David Davis: Treasury officials undermining Brexit negotiations The Telegraph 22 mins ago
David Davis has accused Treasury officials of trying to “undermine” Brexit negotiations as part of a “desperate strategy” to keep Britain in the Single Market.
It today emerged that leaked draft Cabinet papers warned that if Britain leaves the Single Market without a new deal it will cost the Treasury £66billion in tax revenues.
Mr Davis, the Secretary of State for Exiting the European Union, is understood to believe that the the warning is part of a “succession of treasury briefings that are damaging negotiations”.
Other ministers accused the Treasury of putting Britain’s economic stability at risk by “talking down the economy” at a time when the value of the pound is plummeting.
It yesterday emerged that draft Cabinet papers include figures based on the same forecasts used by George Osborne during the referendum, which were branded “project fear” by eurosceptic MPs.
The forecast claims that Britain’s national income could fall by as much as 9.5 per cent if Britain leaves the Single Market and has to rely on World Trade Organisation rules.
Mr Davis is understood to be furious at the use of the figures, which he believes risk undermining Britain’s negotiating strategy. “He thinks it is pulling the rug from beneath us,” a friend told The Daily Telegraph.
“It fits in with a succession of treasury briefings that are damaging negotiations.” Theresa May’s official spokesman yesterday repeatedly refused to endorse the figures and said it did not want to “reheat” the debates of the referendum.

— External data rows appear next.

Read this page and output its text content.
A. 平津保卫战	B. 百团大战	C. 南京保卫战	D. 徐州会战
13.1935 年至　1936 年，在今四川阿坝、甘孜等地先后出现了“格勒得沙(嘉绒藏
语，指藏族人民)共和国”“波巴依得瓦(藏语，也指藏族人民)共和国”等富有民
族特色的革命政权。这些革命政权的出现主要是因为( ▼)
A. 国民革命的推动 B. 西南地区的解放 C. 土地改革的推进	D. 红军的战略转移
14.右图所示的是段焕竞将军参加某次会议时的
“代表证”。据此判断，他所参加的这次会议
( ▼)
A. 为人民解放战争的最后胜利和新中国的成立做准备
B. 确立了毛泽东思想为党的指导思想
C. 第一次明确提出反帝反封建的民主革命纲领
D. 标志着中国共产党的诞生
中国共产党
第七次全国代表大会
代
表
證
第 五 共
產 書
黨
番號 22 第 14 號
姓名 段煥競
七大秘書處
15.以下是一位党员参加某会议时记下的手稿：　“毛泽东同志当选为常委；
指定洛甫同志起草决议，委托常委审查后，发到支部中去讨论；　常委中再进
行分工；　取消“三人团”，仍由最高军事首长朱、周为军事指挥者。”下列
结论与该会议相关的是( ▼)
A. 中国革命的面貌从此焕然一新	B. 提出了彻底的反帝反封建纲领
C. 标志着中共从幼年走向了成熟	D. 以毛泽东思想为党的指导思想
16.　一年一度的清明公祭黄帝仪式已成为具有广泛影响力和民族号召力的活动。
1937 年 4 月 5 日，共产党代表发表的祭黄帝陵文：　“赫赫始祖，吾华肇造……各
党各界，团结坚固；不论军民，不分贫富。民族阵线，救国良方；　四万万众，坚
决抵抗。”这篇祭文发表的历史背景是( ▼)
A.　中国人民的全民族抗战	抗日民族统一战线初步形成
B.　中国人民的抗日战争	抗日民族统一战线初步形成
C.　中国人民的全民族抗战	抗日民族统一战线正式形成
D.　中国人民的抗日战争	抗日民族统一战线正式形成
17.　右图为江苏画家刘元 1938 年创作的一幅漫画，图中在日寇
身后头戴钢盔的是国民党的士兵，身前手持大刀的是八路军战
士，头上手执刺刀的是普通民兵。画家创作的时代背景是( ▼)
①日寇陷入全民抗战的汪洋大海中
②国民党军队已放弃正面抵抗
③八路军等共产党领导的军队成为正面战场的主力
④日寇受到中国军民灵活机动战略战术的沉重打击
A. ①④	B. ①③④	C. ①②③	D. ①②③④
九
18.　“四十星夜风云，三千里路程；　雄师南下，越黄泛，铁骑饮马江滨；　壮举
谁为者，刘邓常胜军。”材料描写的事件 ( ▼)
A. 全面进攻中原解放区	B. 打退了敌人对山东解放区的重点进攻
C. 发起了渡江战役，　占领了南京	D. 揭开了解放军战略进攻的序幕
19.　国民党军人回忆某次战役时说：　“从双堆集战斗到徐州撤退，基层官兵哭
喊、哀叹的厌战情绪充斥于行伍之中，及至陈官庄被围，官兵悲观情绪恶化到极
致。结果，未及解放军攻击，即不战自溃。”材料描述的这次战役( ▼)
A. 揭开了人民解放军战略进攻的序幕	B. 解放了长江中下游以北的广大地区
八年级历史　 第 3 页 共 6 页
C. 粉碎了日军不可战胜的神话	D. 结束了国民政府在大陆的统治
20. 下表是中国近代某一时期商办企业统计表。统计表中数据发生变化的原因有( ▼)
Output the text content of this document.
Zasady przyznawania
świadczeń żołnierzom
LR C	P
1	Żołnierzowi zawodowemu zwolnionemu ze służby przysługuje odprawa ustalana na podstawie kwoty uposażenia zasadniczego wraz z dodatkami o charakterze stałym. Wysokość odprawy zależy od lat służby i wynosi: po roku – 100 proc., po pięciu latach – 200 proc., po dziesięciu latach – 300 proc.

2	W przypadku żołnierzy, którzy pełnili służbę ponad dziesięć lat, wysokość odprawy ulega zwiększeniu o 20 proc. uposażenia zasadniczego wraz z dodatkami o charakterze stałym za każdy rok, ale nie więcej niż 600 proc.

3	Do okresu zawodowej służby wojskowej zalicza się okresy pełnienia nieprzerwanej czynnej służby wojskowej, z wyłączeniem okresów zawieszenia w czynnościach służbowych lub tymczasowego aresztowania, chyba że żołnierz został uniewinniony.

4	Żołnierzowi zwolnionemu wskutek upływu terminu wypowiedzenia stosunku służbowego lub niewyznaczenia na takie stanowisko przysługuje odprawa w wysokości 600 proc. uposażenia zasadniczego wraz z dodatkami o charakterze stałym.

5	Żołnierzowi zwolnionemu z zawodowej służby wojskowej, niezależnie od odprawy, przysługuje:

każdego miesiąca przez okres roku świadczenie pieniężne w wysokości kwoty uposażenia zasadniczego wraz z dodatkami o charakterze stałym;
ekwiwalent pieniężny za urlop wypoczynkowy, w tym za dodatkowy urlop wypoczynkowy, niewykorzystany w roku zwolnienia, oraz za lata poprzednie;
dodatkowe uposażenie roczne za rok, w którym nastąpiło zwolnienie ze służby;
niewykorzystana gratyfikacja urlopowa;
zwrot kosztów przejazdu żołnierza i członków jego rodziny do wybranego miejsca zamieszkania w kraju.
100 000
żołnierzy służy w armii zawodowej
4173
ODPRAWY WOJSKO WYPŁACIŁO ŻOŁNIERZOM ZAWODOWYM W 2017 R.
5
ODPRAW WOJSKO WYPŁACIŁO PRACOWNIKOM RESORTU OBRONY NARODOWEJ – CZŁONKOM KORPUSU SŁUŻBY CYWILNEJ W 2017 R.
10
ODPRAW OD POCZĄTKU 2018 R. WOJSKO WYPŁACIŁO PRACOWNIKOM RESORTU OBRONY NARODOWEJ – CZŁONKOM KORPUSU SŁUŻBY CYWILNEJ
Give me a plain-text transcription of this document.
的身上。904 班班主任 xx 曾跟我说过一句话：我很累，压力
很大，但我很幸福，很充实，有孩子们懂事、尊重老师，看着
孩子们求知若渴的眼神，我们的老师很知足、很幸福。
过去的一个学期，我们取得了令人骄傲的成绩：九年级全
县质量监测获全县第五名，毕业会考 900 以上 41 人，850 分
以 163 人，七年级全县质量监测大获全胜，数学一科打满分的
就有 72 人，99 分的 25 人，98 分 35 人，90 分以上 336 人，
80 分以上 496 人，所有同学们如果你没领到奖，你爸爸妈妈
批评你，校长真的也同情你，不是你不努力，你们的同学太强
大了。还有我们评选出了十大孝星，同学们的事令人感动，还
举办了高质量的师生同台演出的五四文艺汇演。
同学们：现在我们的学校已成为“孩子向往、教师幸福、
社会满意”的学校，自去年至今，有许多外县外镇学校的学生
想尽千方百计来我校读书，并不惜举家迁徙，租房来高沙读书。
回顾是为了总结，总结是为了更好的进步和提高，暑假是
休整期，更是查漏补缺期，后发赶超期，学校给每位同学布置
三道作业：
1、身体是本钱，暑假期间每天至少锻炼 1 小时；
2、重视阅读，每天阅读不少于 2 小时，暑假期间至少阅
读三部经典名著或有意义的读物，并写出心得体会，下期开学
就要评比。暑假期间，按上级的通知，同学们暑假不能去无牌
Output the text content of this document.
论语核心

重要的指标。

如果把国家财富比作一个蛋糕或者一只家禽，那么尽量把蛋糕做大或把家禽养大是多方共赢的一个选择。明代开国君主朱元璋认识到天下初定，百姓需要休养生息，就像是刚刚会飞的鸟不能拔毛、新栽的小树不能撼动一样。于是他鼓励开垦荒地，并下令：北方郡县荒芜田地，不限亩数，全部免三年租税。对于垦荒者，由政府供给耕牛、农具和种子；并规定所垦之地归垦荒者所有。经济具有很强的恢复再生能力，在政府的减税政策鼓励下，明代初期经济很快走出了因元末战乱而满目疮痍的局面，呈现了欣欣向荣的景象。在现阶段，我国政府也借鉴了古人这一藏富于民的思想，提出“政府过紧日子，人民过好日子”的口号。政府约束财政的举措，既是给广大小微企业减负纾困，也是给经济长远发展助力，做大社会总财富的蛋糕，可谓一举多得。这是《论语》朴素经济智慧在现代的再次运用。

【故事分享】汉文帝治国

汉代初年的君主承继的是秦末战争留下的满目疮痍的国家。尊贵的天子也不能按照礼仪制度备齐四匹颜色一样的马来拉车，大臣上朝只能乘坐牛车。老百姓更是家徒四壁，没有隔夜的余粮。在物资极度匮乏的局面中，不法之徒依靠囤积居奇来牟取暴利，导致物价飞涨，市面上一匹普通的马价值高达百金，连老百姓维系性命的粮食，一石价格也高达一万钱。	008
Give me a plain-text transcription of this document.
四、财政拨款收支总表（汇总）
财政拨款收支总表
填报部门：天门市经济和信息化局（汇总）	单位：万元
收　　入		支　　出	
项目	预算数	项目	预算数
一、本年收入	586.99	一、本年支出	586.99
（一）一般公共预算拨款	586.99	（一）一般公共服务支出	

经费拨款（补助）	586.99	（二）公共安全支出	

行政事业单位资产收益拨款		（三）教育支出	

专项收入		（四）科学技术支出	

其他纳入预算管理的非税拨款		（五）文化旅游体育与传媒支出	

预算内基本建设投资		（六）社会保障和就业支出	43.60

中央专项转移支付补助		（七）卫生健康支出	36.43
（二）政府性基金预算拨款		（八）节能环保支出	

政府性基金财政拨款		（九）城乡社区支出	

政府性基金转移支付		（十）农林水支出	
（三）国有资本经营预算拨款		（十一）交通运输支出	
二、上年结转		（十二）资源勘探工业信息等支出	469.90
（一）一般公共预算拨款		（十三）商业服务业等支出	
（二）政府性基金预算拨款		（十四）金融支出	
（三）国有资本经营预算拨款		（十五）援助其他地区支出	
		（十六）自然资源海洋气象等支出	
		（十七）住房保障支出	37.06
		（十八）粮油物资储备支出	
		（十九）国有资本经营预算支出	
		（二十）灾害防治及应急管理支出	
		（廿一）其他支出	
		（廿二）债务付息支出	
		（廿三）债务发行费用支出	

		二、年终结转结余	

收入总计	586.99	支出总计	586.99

The spokesman said: “That was research that was carried out and the figure was published some time ago that figure is on the record. “What is important is going forward we look to make sure we have the strongest possible negotiating position.”
Whitehall sources said that the leaked papers are part of an ongoing “war” between Philip Hammond, the Chancellor, and Brexit ministers including Mr Davis, Liam Fox, the International Trade Secretary, and Boris Johnson, the Foreign Secretary.
While Theresa May has refused to say whether Britain will leave the EU’s Single Market, Mr Davis has indicated in the Commons that it is likely to do so.
Dr Fox has also suggested that Britain should leave the customs union, which sets EU-wide tariffs on good traded with non-EU countries.
He has indicated that he favours Britain becoming and independent member of the World Trade Organisation, which would enable Britain to strike its own deals with non-EU countries.
A senior Treasury official yesterday launched a direct attack on on Dr Fox: “Liam is the one who needs to watch his back. Of him and Philip Hammond, I know which is more sackable, and it’s not the chancellor.
“Liam is entitled to his belief that we would be better off outside the customs union, even if he doesn’t have any actual evidence to support that.
“But what people need to realise is that there’s self-interest involved here: if we did stay in [the customs union] then he’d be out of a job. For us this is about what’s best for the British economy. For Liam it’s about what’s best for Liam.” Jacob Rees-Mogg, a eurosceptic Conservative MP, accused the Treasury of “talking the economy down”.
He said: “The Treasury is creating instability potentially deliberately because it backed the European case so strongly in the referendum. It is causing difficulties for the negotiating strategy.
“I thought it was bad enough during the campaign, but the Treasury is now undermining the Prime Minister. This is really serious.”